Friday 5 October 2012

Coulter - Origin & Meaning

There are many sources for the origin and meaning of the name - and contradictions amongst them!

Coulter is almost certainly a surname of Scots origin. If your surname is Coulter you are almost certainly descended from people who would have seen themselves as Scots or Ulster Scots.

The surname is long established and widespread in Scotland and in the Ulster Counties of Down and Antrim and may have locational origin from the parish of Coulter in Lanarkshire. Lanarkshire accounts for just over 50% of all births registered in Scotland with the surname between 1855 and 2011. In his "Descriptions of The Sheriffdoms of Lanark and Renfrew - 1831" William Hamilton describes Coulter as "no great parish" that "belongs almost entirely to Coulterallers, Coultermaynes, and Nisbett who all reside in this parish". Culter Parish Church pictured below is the Chancel burial ground for the Coulterallers and Coulter Mains.


Some sources also suggest a locational origin from the lands of Coulter in Aberdeenshire, however the incidence of the surname in Aberdeenshire is low with less than 1.8% of all births registered with the surname inn Scotland between 1855 and 2011. The lands of Coulter in Aberdeenshire are so called from the Scots Gaelic elements "cul" meaning back - in the sense of a position and "tir" meaning country, land or territory.

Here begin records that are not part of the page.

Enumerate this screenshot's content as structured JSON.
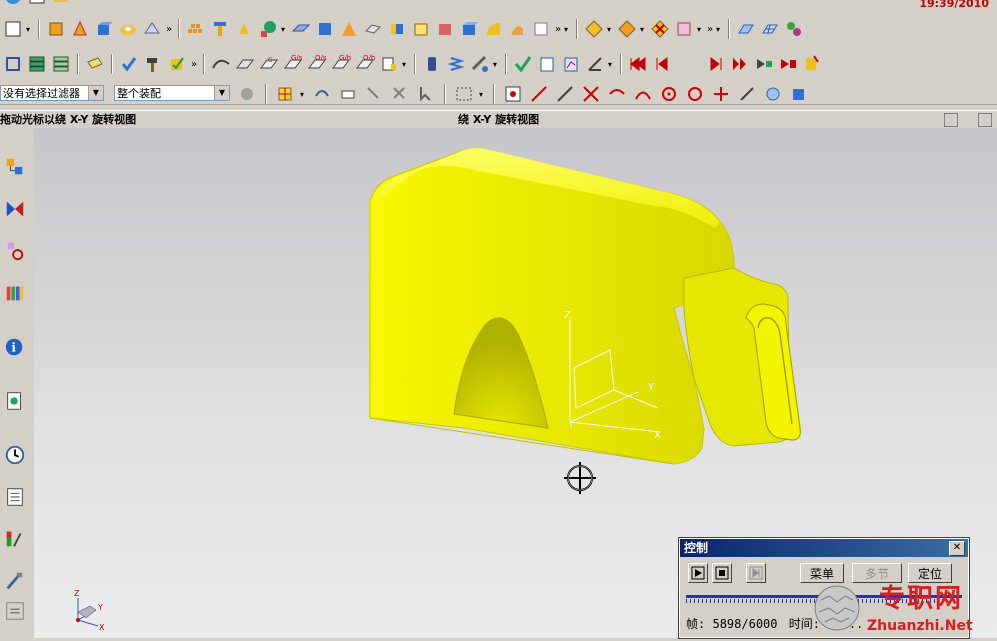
{
  "toolbar1": {
    "clock": "19:39/2010"
  },
  "filters": {
    "selection_filter": "没有选择过滤器",
    "assembly_scope": "整个装配"
  },
  "status": {
    "left_prompt": "拖动光标以绕 X-Y 旋转视图",
    "right_prompt": "绕 X-Y 旋转视图"
  },
  "model": {
    "color": "#f2f200",
    "shadow": "#b8b800"
  },
  "triad": {
    "x": "X",
    "y": "Y",
    "z": "Z"
  },
  "corner_triad": {
    "x": "X",
    "y": "Y",
    "z": "Z"
  },
  "control_dialog": {
    "title": "控制",
    "close": "✕",
    "menu_label": "菜单",
    "multi_label": "多节",
    "locate_label": "定位",
    "frame_label": "帧:",
    "frame_value": "5898/6000",
    "time_label": "时间:",
    "time_value": "20..."
  },
  "watermark": {
    "text": "专职网",
    "url": "Zhuanzhi.Net"
  },
  "colors": {
    "accent": "#0a246a",
    "titlebar_end": "#3a6ea5",
    "watermark_red": "#d81e1e"
  }
}
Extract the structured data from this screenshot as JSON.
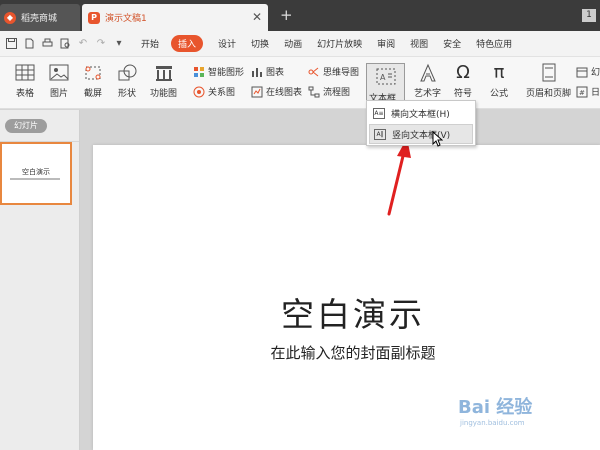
{
  "tabs": {
    "store_label": "稻壳商城",
    "doc_label": "演示文稿1",
    "close_glyph": "✕",
    "new_tab_glyph": "+",
    "window_badge": "1"
  },
  "menu": {
    "items": [
      "开始",
      "插入",
      "设计",
      "切换",
      "动画",
      "幻灯片放映",
      "审阅",
      "视图",
      "安全",
      "特色应用"
    ],
    "active": "插入",
    "active_color": "#e8552d"
  },
  "ribbon": {
    "table": "表格",
    "picture": "图片",
    "screenshot": "截屏",
    "shape": "形状",
    "function_chart": "功能图",
    "smart_graphic": "智能图形",
    "chart": "图表",
    "relation_chart": "关系图",
    "online_chart": "在线图表",
    "mind_map": "思维导图",
    "flow_chart": "流程图",
    "textbox": "文本框",
    "art_text": "艺术字",
    "symbol": "符号",
    "formula": "公式",
    "header_footer": "页眉和页脚",
    "date_partial": "幻",
    "date_partial2": "日"
  },
  "dropdown": {
    "horizontal": "横向文本框(H)",
    "vertical": "竖向文本框(V)"
  },
  "left_panel": {
    "tab_label": "幻灯片",
    "thumb_title": "空白演示"
  },
  "slide": {
    "title": "空白演示",
    "subtitle": "在此输入您的封面副标题"
  },
  "watermark": {
    "main": "Bai 经验",
    "sub": "jingyan.baidu.com"
  },
  "colors": {
    "accent": "#e8552d",
    "annotation_arrow": "#e02020",
    "thumb_border": "#e8873f"
  },
  "icons": [
    "save-icon",
    "export-pdf-icon",
    "print-icon",
    "print-preview-icon",
    "undo-icon",
    "redo-icon",
    "customize-icon",
    "table-icon",
    "picture-icon",
    "screenshot-icon",
    "shape-icon",
    "function-chart-icon",
    "textbox-icon",
    "art-text-icon",
    "omega-icon",
    "pi-icon",
    "header-footer-icon"
  ]
}
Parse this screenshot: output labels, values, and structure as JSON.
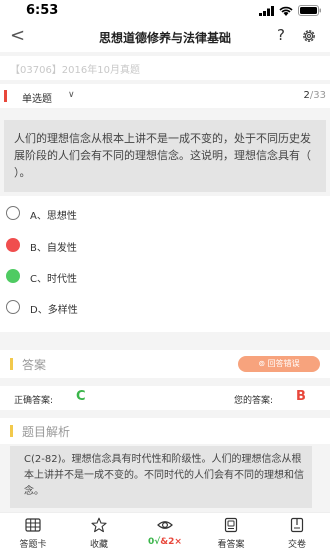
{
  "status": {
    "time": "6:53"
  },
  "nav": {
    "back_glyph": "<",
    "title": "思想道德修养与法律基础",
    "help_glyph": "?",
    "settings_icon": "gear-icon"
  },
  "exam": {
    "title": "【03706】2016年10月真题"
  },
  "question_bar": {
    "type_label": "单选题",
    "chevron": "∨",
    "current": "2",
    "total": "/33"
  },
  "question": {
    "text": "人们的理想信念从根本上讲不是一成不变的，处于不同历史发展阶段的人们会有不同的理想信念。这说明，理想信念具有（ ）。"
  },
  "options": [
    {
      "text": "A、思想性",
      "state": "empty"
    },
    {
      "text": "B、自发性",
      "state": "wrong"
    },
    {
      "text": "C、时代性",
      "state": "right"
    },
    {
      "text": "D、多样性",
      "state": "empty"
    }
  ],
  "answer": {
    "section_title": "答案",
    "report_error": "⊚ 回答错误",
    "correct_label": "正确答案:",
    "correct_value": "C",
    "your_label": "您的答案:",
    "your_value": "B",
    "colors": {
      "correct": "#3ab54a",
      "wrong": "#e8473b"
    }
  },
  "analysis": {
    "section_title": "题目解析",
    "text": "C(2-82)。理想信念具有时代性和阶级性。人们的理想信念从根本上讲并不是一成不变的。不同时代的人们会有不同的理想和信念。"
  },
  "tabbar": {
    "items": [
      {
        "label": "答题卡",
        "icon": "grid-card-icon"
      },
      {
        "label": "收藏",
        "icon": "star-icon"
      },
      {
        "label_ok": "0√",
        "label_bad": "&2×",
        "icon": "eye-icon"
      },
      {
        "label": "看答案",
        "icon": "answer-book-icon"
      },
      {
        "label": "交卷",
        "icon": "submit-paper-icon"
      }
    ]
  }
}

Other sources suggest an origin from the norse Kaldr - a viking name of the 11th Century.

In etymological dictionaries of the English Language a Coulter is part of a plough (the cutting edge) from the Middle English olter, Anlo Saxon culter and Latin culter - meaning a knife. Robert Burns in "To a Mouse. On Turning Her Nest Up With A Plough" refers to the "cruel coulter" crashing through the mouse's nest. 

The first recorded spelling of the name is to be found in Lanarkshire in the year 1226. In the "Report on The Charters of The Duke Of Athole" during the reign of Alexander II  (1214 - 1249) of Scotland there is reference to Richard "of Culter" Sheriff of Lanark.

The surname was most probably introduced into the Ulster Counties of Down and Antrim during the Elizabethan and Cromwellian Plantations of Ireland. The parish and village of Ballyculter in south east County Down is named after people with the surname Coulter or Culter.